Patents, economies of scale, government regulations, resource ownership.
What is the difference between natural and legal barriers to entry?
Natural barriers arise from economies of scale; legal barriers include patents and licences.
What are the characteristics of monopolistic competition?
Many buyers and sellers, differentiated products, low barriers to entry, some price-setting power.
How do products differ in monopolistic competition?
Firm sell slightly varied products, such as through branding or quality differences.
What happens to profits in monopolistic competition in the long run?
Supernormal profits are competed away, leaving only normal profits in the long run.
What are examples of firms in monopolistic competition?
Examples: Restaurants, hair salons, clothing brands.
What are the characteristics of an oligopoly?
Few large firms dominate, high barriers to entry, interdependence, non-price competition.
What is the significance of interdependence in an oligopoly?
Firms must consider competitor’s actions when setting prices or output.
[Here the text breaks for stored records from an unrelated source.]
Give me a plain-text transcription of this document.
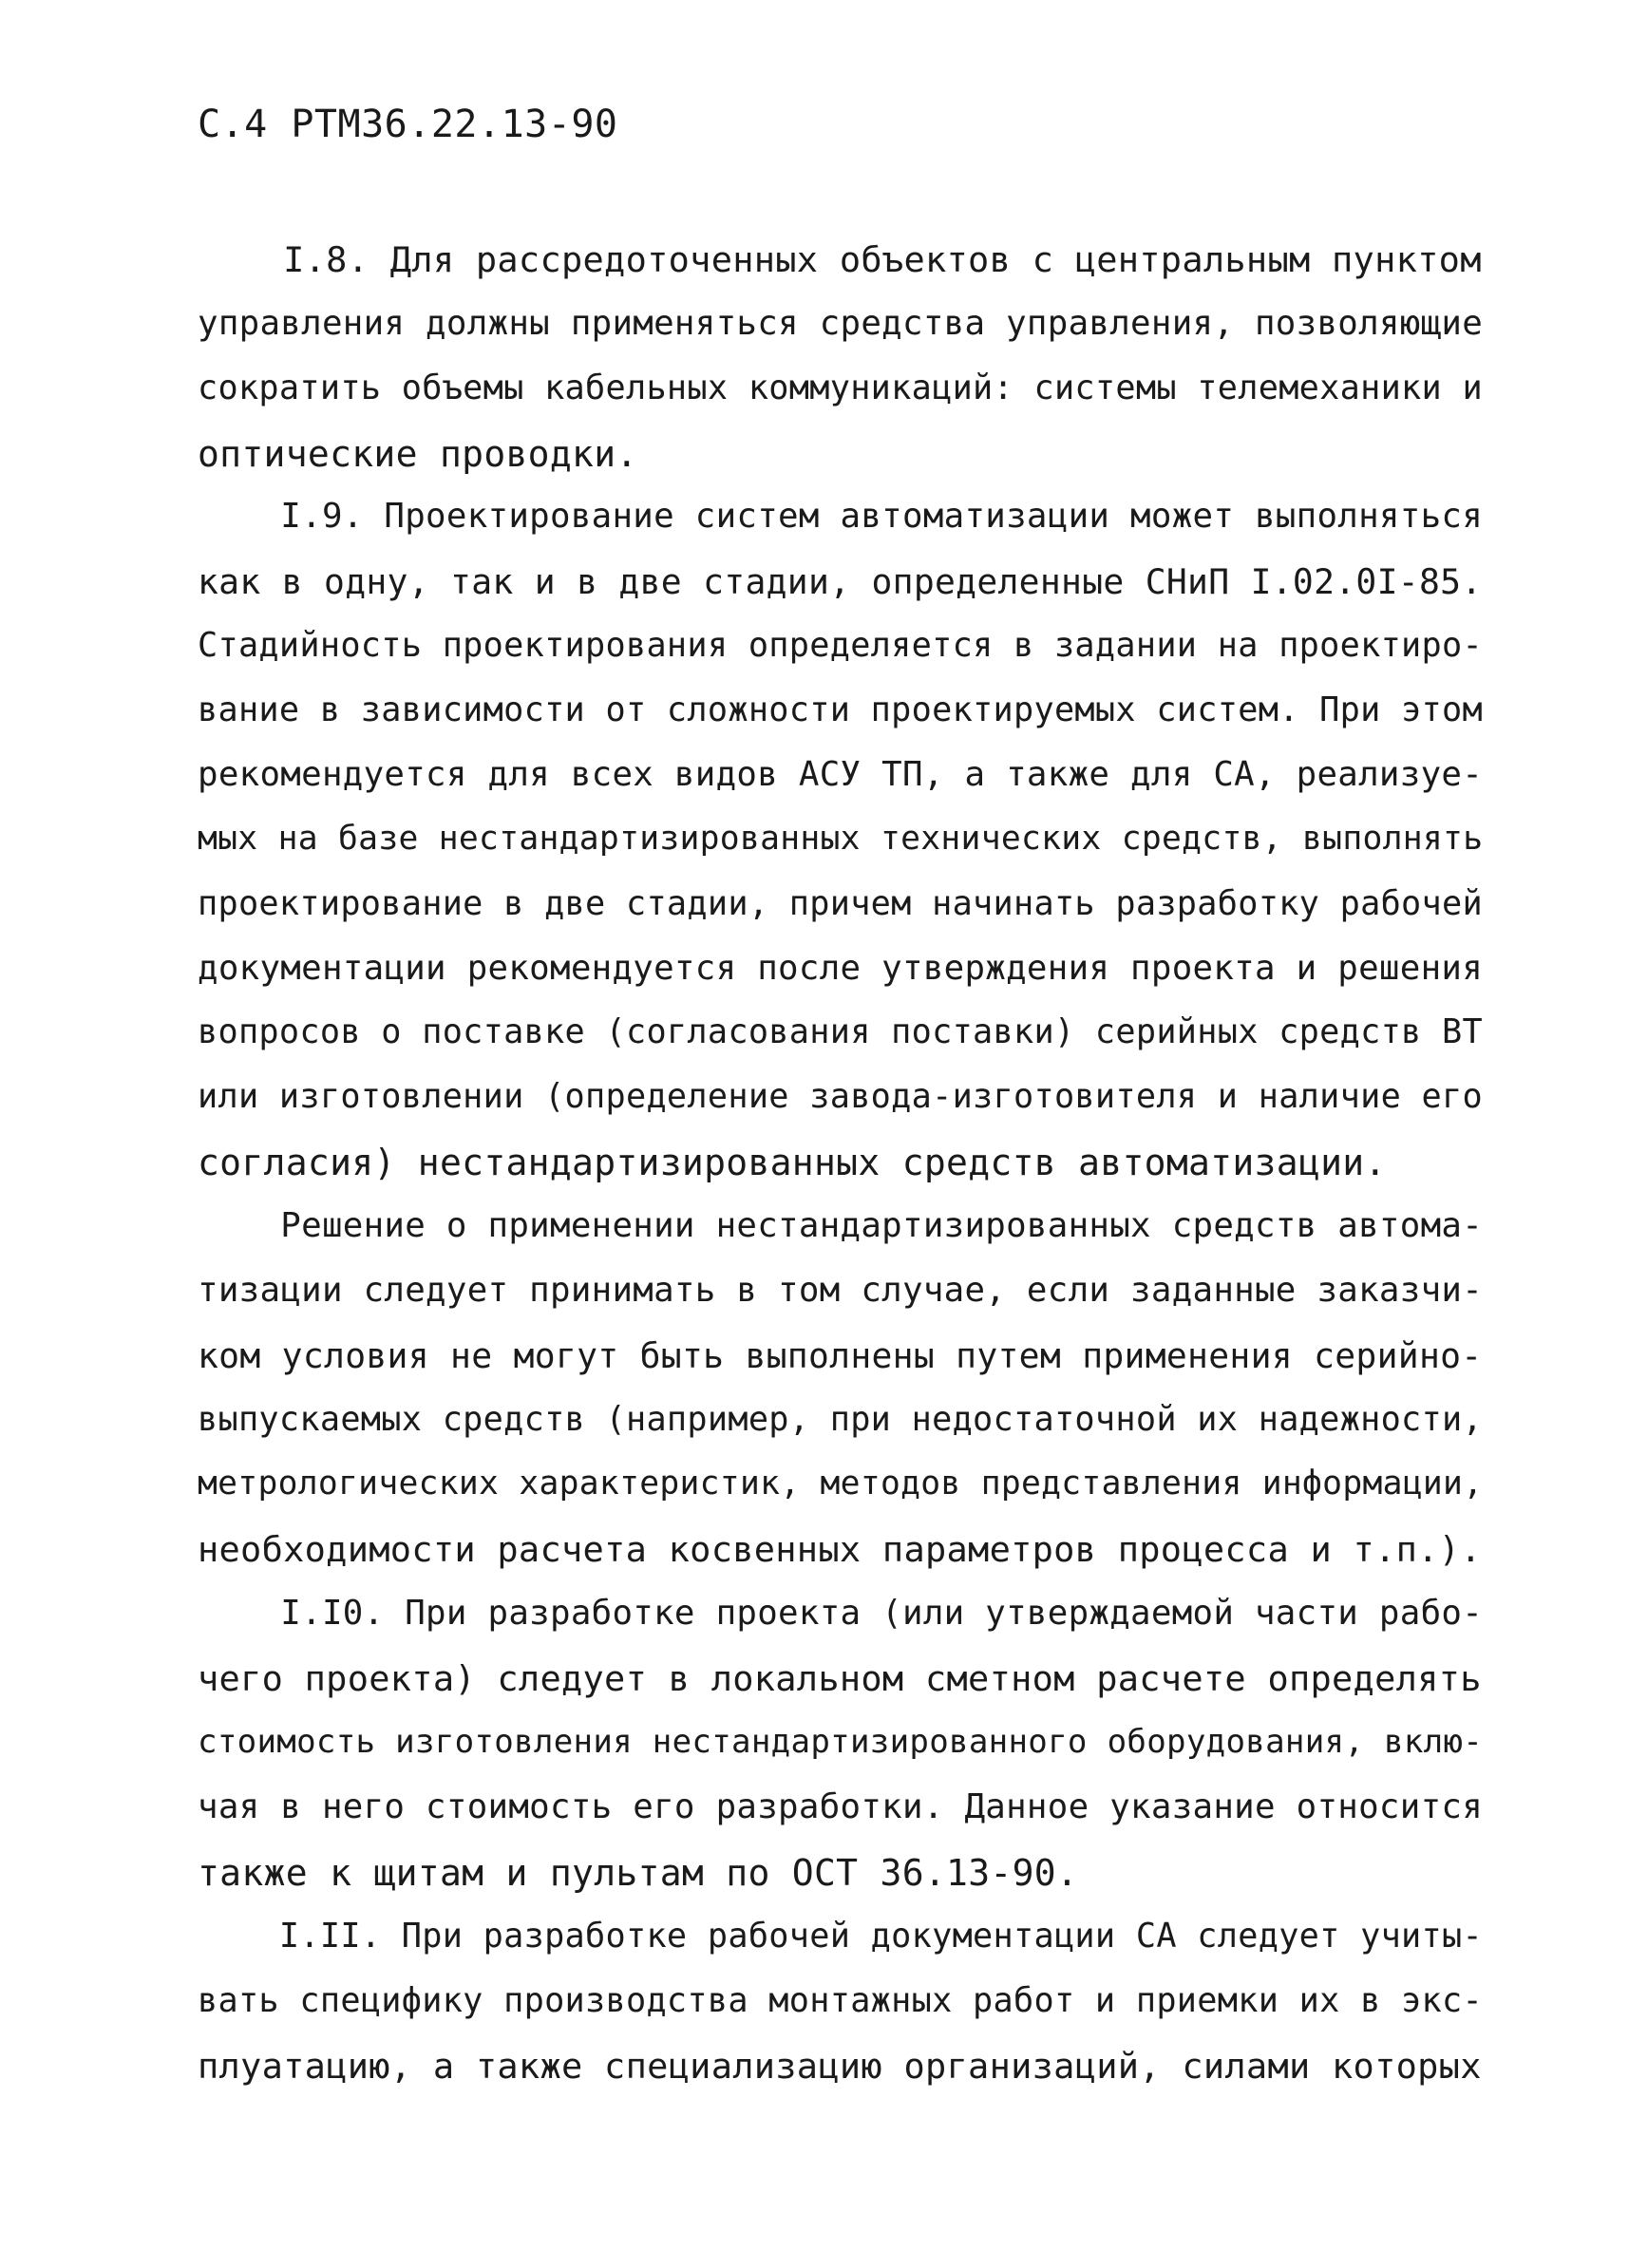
С.4 РТМ36.22.13-90
I.8. Для рассредоточенных объектов с центральным пунктом
управления должны применяться средства управления, позволяющие
сократить объемы кабельных коммуникаций: системы телемеханики и
оптические проводки.
I.9. Проектирование систем автоматизации может выполняться
как в одну, так и в две стадии, определенные СНиП I.02.0I-85.
Стадийность проектирования определяется в задании на проектиро-
вание в зависимости от сложности проектируемых систем. При этом
рекомендуется для всех видов АСУ ТП, а также для СА, реализуе-
мых на базе нестандартизированных технических средств, выполнять
проектирование в две стадии, причем начинать разработку рабочей
документации рекомендуется после утверждения проекта и решения
вопросов о поставке (согласования поставки) серийных средств ВТ
или изготовлении (определение завода-изготовителя и наличие его
согласия) нестандартизированных средств автоматизации.
Решение о применении нестандартизированных средств автома-
тизации следует принимать в том случае, если заданные заказчи-
ком условия не могут быть выполнены путем применения серийно-
выпускаемых средств (например, при недостаточной их надежности,
метрологических характеристик, методов представления информации,
необходимости расчета косвенных параметров процесса и т.п.).
I.I0. При разработке проекта (или утверждаемой части рабо-
чего проекта) следует в локальном сметном расчете определять
стоимость изготовления нестандартизированного оборудования, вклю-
чая в него стоимость его разработки. Данное указание относится
также к щитам и пультам по ОСТ 36.13-90.
I.II. При разработке рабочей документации СА следует учиты-
вать специфику производства монтажных работ и приемки их в экс-
плуатацию, а также специализацию организаций, силами которых
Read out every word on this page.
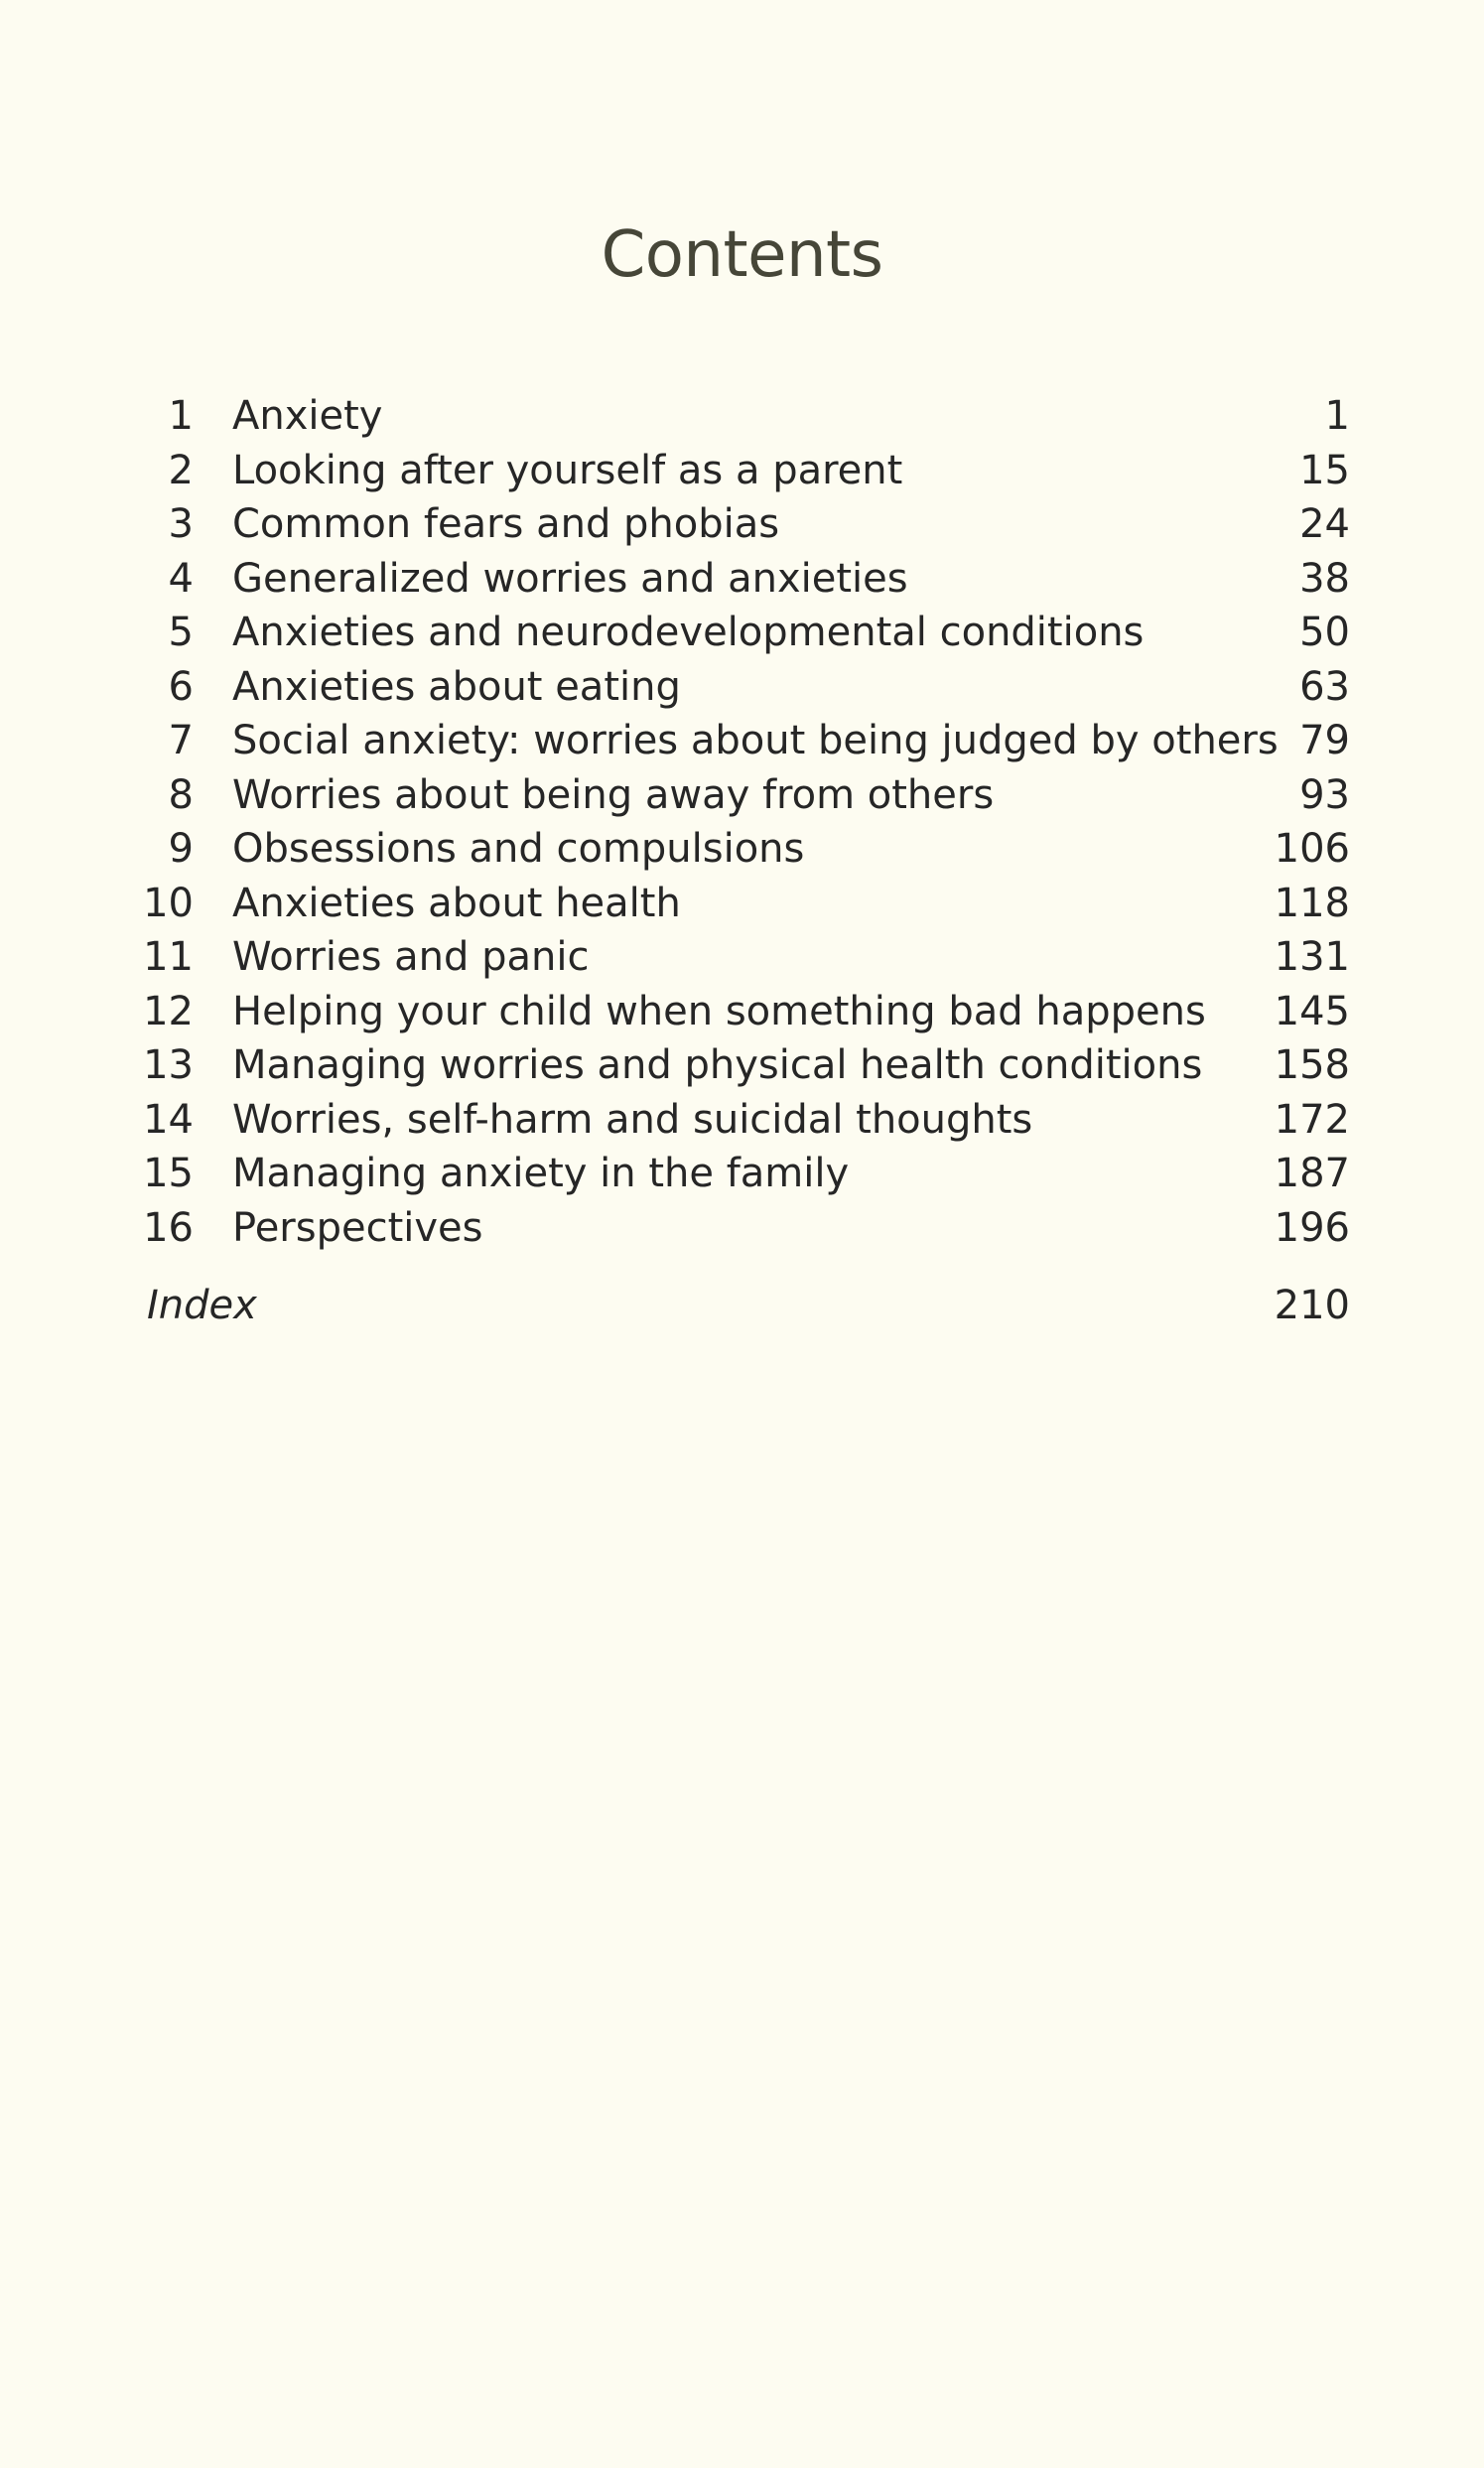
Contents
1 Anxiety	1
2 Looking after yourself as a parent	15
3 Common fears and phobias	24
4 Generalized worries and anxieties	38
5 Anxieties and neurodevelopmental conditions	50
6 Anxieties about eating	63
7 Social anxiety: worries about being judged by others 79
8 Worries about being away from others	93
9 Obsessions and compulsions	106
10 Anxieties about health	118
11 Worries and panic	131
12 Helping your child when something bad happens 145
13 Managing worries and physical health conditions 158
14 Worries, self-harm and suicidal thoughts	172
15 Managing anxiety in the family	187
16 Perspectives	196
Index	210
What is non-price competition, and why is it important in oligopoly?
Non-price competition involves advertising, branding, and innovation to attract customers.
What is a non-collusive oligopoly?
Firms cooperate to fix prices or output, often forming cartels like OPEC.
What is a non-collusive oligopoly?
Firms compete but avoid price wars, often explained by the kinked demand curve.
Explain the kinked demand curve model in oligopoly
The kinked demand curve shows price rigidity: elastic demand for price increases, inelastic demand for price cuts.
What does Prisoner’s Dilemma illustrate in oligopoly?
The prisoner’s dilemma shows why collusion in oligopolies may fail due to incentives to cheat.
Define productive efficiency
Productive efficiency is producing at the lowest average cost (AC = MC).
Which market structure achieves productive efficiency in the long run?
Perfect competition achieves productive efficiency in the long run.
Define allocative efficiency.
Allocative efficiency occurs when P = MC, maximising consumer and producer surplus.
Which market structure achieves allocative efficiency?
Perfect competition achieves allocative efficiency in both short and long runs.
What is dynamic efficiency?
Dynamic efficiency involves improvements in innovation and technology over time.
Which market structures are most likely to achieve dynamic efficiency?
Monopolies and oligopolies may achieve dynamic efficiency due to supernormal profits.
What is X-inefficiency?
Higher costs arising from lack of competitive pressure, common in monopolies.
Why is X-inefficiency common in monopolies?
Monopolies face no competition, reducing incentives to minimise costs.
What is market failure in perfect competiton?
Perfect competition can lack dynamic efficiency due to limited supernormal profits
What is market failure in monopolies?
Monopolies restrict output, raise prices, and cause allocative inefficiency.
What is market failure in monopolistic competiton?
Monopolistic competition may lead to excess capacity (productive efficiency).